Sunday, April 27, 2014

Theater Review: Cabaret

Cabaret is back in town. And the Roundabout Theatre Company's production is decidedly worth your attention. The first time I saw this musical was at the Broadhurst in 1966. But the production was seriously damaged by the inadequate performance of Jill Haworth as Sally Bowles. And so, in spite of fine performances by Jack Gilford, Bert Convy and Lotte Lenya, the casting of Sally was cause for concern. That egregious error, I believe, kept us from fully appreciating the brilliance of the production. But the situation changed in 1968 when I saw the sublime Judi Dench perform the role of Sally in London.

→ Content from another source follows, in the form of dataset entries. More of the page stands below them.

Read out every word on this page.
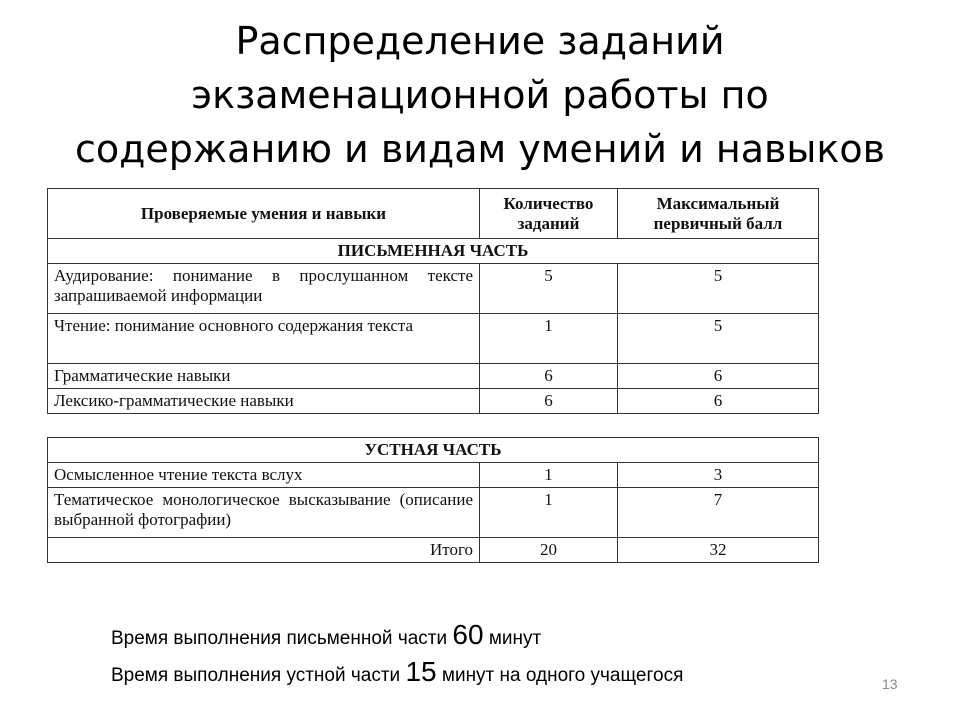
Распределение заданий
экзаменационной работы по
содержанию и видам умений и навыков
Проверяемые умения и навыки	Количество заданий	Максимальный первичный балл
ПИСЬМЕННАЯ ЧАСТЬ		
Аудирование: понимание в прослушанном тексте запрашиваемой информации	5	5
Чтение: понимание основного содержания текста	1	5
Грамматические навыки	6	6
Лексико-грамматические навыки	6	6
УСТНАЯ ЧАСТЬ		
Осмысленное чтение текста вслух	1	3
Тематическое монологическое высказывание (описание выбранной фотографии)	1	7
Итого	20	32
Время выполнения письменной части 60 минут
Время выполнения устной части 15 минут на одного учащегося	13
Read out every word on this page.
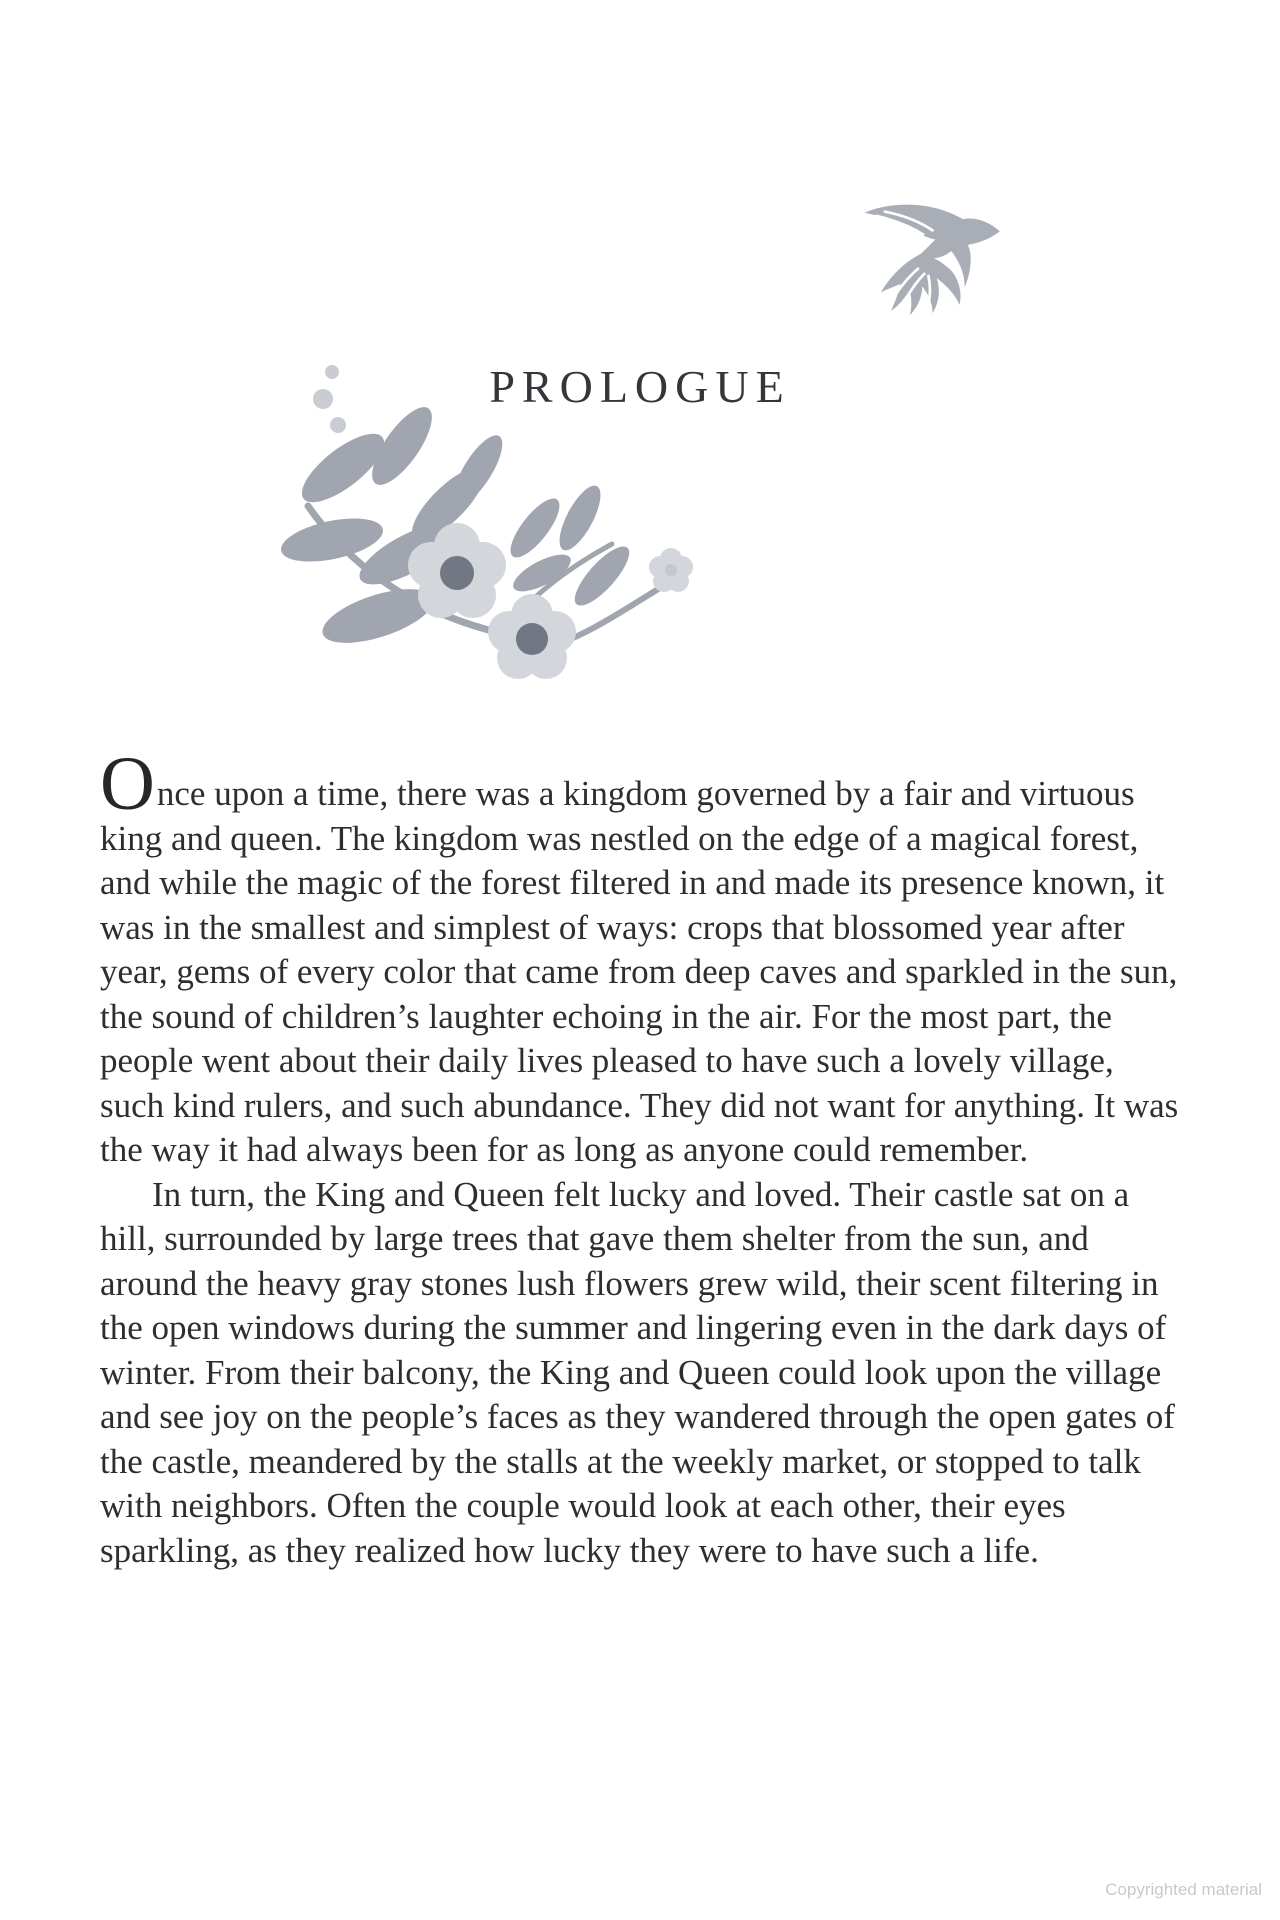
PROLOGUE

Once upon a time, there was a kingdom governed by a fair and virtuous king and queen. The kingdom was nestled on the edge of a magical forest, and while the magic of the forest filtered in and made its presence known, it was in the smallest and simplest of ways: crops that blossomed year after year, gems of every color that came from deep caves and sparkled in the sun, the sound of children’s laughter echoing in the air. For the most part, the people went about their daily lives pleased to have such a lovely village, such kind rulers, and such abundance. They did not want for anything. It was the way it had always been for as long as anyone could remember.

In turn, the King and Queen felt lucky and loved. Their castle sat on a hill, surrounded by large trees that gave them shelter from the sun, and around the heavy gray stones lush flowers grew wild, their scent filtering in the open windows during the summer and lingering even in the dark days of winter. From their balcony, the King and Queen could look upon the village and see joy on the people’s faces as they wandered through the open gates of the castle, meandered by the stalls at the weekly market, or stopped to talk with neighbors. Often the couple would look at each other, their eyes sparkling, as they realized how lucky they were to have such a life.

Copyrighted material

I'm old enough to have seen the late, great Julie Harris in I Am a Camera, the play by John Van Druten that was inspired by the short stories of Christopher Isherwood. That play, of course, celebrated the birth of a character, Sally Bowles. And now we have Sally again; and this time she is portrayed by Michelle Williams.The Roundabout Theatre Company's Studio 54 has been converted into the Kit Kat Club, complete with tables and chairs so that members of the the audience can pretend that they are actually patrons of the club in the play. Michelle Williams is a lovely Sally Bowles. And, too, she effectively captures the character's vulnerability.

The major performances are commendable. In addition to Michelle Williams, Linda Emond is a fine Fraulein Schneider; Bill Heck is excellent as the sexually ambiguous Clifford Bradshaw. Danny Burstein is just right as Herr Schultz, a man who must hide his true identity. And the supporting roles are all very ably handled here.

Everything in this production (setting, characterizations, choreography) appears to capture the Berlin of 1930. And we get the feeling that the doors in Fraulein Schneider's house will lead us to something dangerous and dreary, even deadly. The Berlin of 1939 was insecure and squalid. Robert Brill's settings, containing minimal furniture, also reflect the menace. And the one character who best personifies the ugliness and dangers of the time, of course, is the Emcee; and, once again, he is brilliantly portrayed by Alan Cumming. Reserve a table at Studio 54. Attention must be paid.